The NFL Players Association and the NFL have agreed on the 2022 salary-cap ceiling. According to ESPN sources, the highest possible salary-cap amount per team will be US$208.2 million. This number is in line with the league’s efforts to deal with the impacts of the COVID-19 pandemic and pay the cancelled 2020 player benefits as soon as possible.
It All Comes Down to Calculations and Projections
NFL teams don’t have to go all the way up to the $208.2 million cap, of course, but that is the maximum amount that NFL franchises will be able to work with in the 2022 season. It is also possible that revised 2022 revenue projections could result in a lower cap if 2021 revenue projections turn out to be too optimistic.

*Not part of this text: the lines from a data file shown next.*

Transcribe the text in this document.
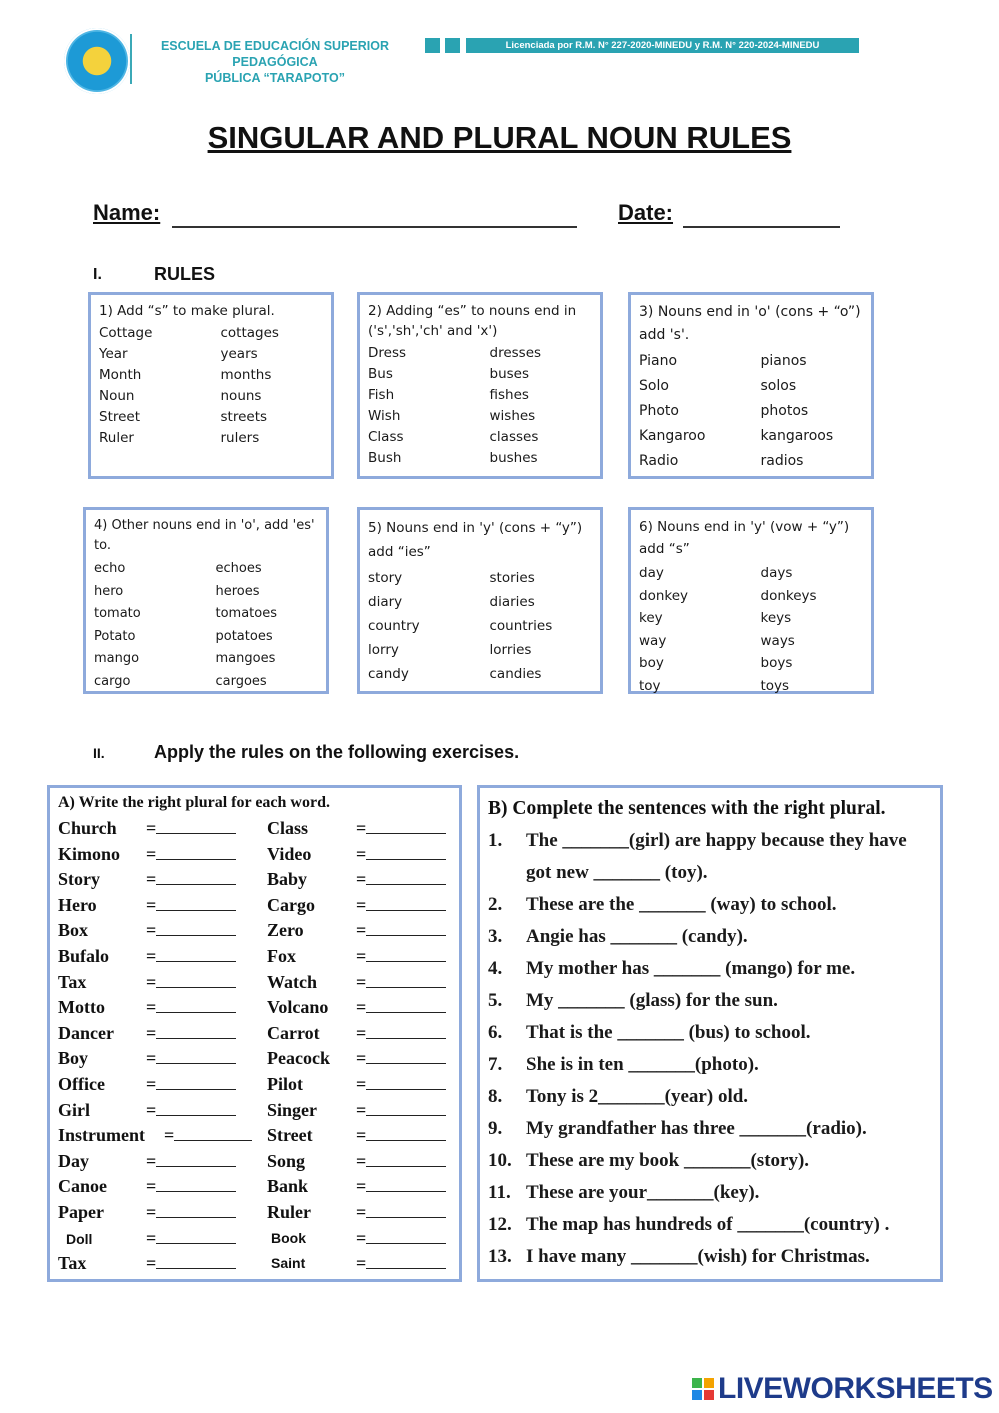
ESCUELA DE EDUCACIÓN SUPERIOR
PEDAGÓGICA
PÚBLICA “TARAPOTO”
Licenciada por R.M. N° 227-2020-MINEDU y R.M. N° 220-2024-MINEDU
SINGULAR AND PLURAL NOUN RULES
Name:	Date:
I.	RULES
1) Add “s” to make plural.
Cottage	cottages
Year	years
Month	months
Noun	nouns
Street	streets
Ruler	rulers
2) Adding “es” to nouns end in ('s','sh','ch' and 'x')
Dress	dresses
Bus	buses
Fish	fishes
Wish	wishes
Class	classes
Bush	bushes
3) Nouns end in 'o' (cons + “o”) add 's'.
Piano	pianos
Solo	solos
Photo	photos
Kangaroo	kangaroos
Radio	radios
4) Other nouns end in 'o', add 'es' to.
echo	echoes
hero	heroes
tomato	tomatoes
Potato	potatoes
mango	mangoes
cargo	cargoes
5) Nouns end in 'y' (cons + “y”) add “ies”
story	stories
diary	diaries
country	countries
lorry	lorries
candy	candies
6) Nouns end in 'y' (vow + “y”) add “s”
day	days
donkey	donkeys
key	keys
way	ways
boy	boys
toy	toys
II.	Apply the rules on the following exercises.
A) Write the right plural for each word.
Church =	Class	=
Kimono =	Video =
Story	=	Baby	=
Hero	=	Cargo =
Box	=	Zero	=
Bufalo =	Fox	=
Tax	=	Watch =
Motto =	Volcano =
Dancer =	Carrot =
Boy	=	Peacock =
Office =	Pilot	=
Girl	=	Singer =
Instrument =	Street =
Day	=	Song	=
Canoe =	Bank	=
Paper =	Ruler	=
Doll	=	Book	=
Tax	=	Saint	=
B) Complete the sentences with the right plural.
1.	The _______(girl) are happy because they have
got new _______ (toy).
2.	These are the _______ (way) to school.
3.	Angie has _______ (candy).
4.	My mother has _______ (mango) for me.
5.	My _______ (glass) for the sun.
6.	That is the _______ (bus) to school.
7.	She is in ten _______(photo).
8.	Tony is 2_______(year) old.
9.	My grandfather has three _______(radio).
10. These are my book _______(story).
11. These are your_______(key).
12. The map has hundreds of _______(country) .
13. I have many _______(wish) for Christmas.
LIVEWORKSHEETS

However, if the revenue calculations say that teams can set higher caps than $208.2 million, then they won’t be able to do that. All excess revenue above that 2022 salary-cap ceiling will go towards paying the $17 million in player benefits that were cancelled in 2020 due to the COVID-19 pandemic.
The 2021 salary cap was calculated based on the NFL’s projected revenue, as well as the COVID-related lost revenue in 2020. It is set at $182.5 million. That is a drop from the $198.2 million salary cap that teams had in 2020.
A Promising 14% One-Year Increase – Highest in Salary-Cap History
Before the COVID-19 pandemic, teams were seeing their salary-cap ceilings increase by roughly $10 million a year. If that had continued, the 2021 salary cap would have been set at about $208 million and the 2022 cap would have been in the region of $218 million.
In other words, even though the $208.2 million salary cap teams will have in 2022 is on the high end, it still doesn’t mean that the league has recovered from the effects of the pandemic.
However, what it means is that the league is slowly catching up, and that’s promising. In fact, the 2022 salary cap represents a 14% increase on the 2021 salary ceiling and is the highest one-year increase the NFL salary cap has ever experienced in its history.
Players Might Get Their Cancelled Benefits As Early As 2022
As was already mentioned, the 2022 salary cap might still end up being lower than the projected $208.2 million mark. For instance, it is possible that the projections the league has about the number of fans that will visit stadiums might turn out to be wrong.
However, if the NFL gets more revenue than it expects in 2021, then the extra money will go towards paying back player benefits for 2020.
According to the agreement players and the league signed on July 26, 2020, $17 million in player benefits were cancelled. These included benefits such as severance pay, second career savings plan, pay based on performances, etc.
The agreement prompted by the COVID-19 pandemic read that the cancelled benefits would be repaid by 2023. However, the new agreement that the NFL and the Players Association signed leaves the door open to players getting their benefits back in 2022.
If that happens, it will be a sign that the NFL has weathered the COVID-19 storm and that one of the most testing periods in NFL history will soon be behind it.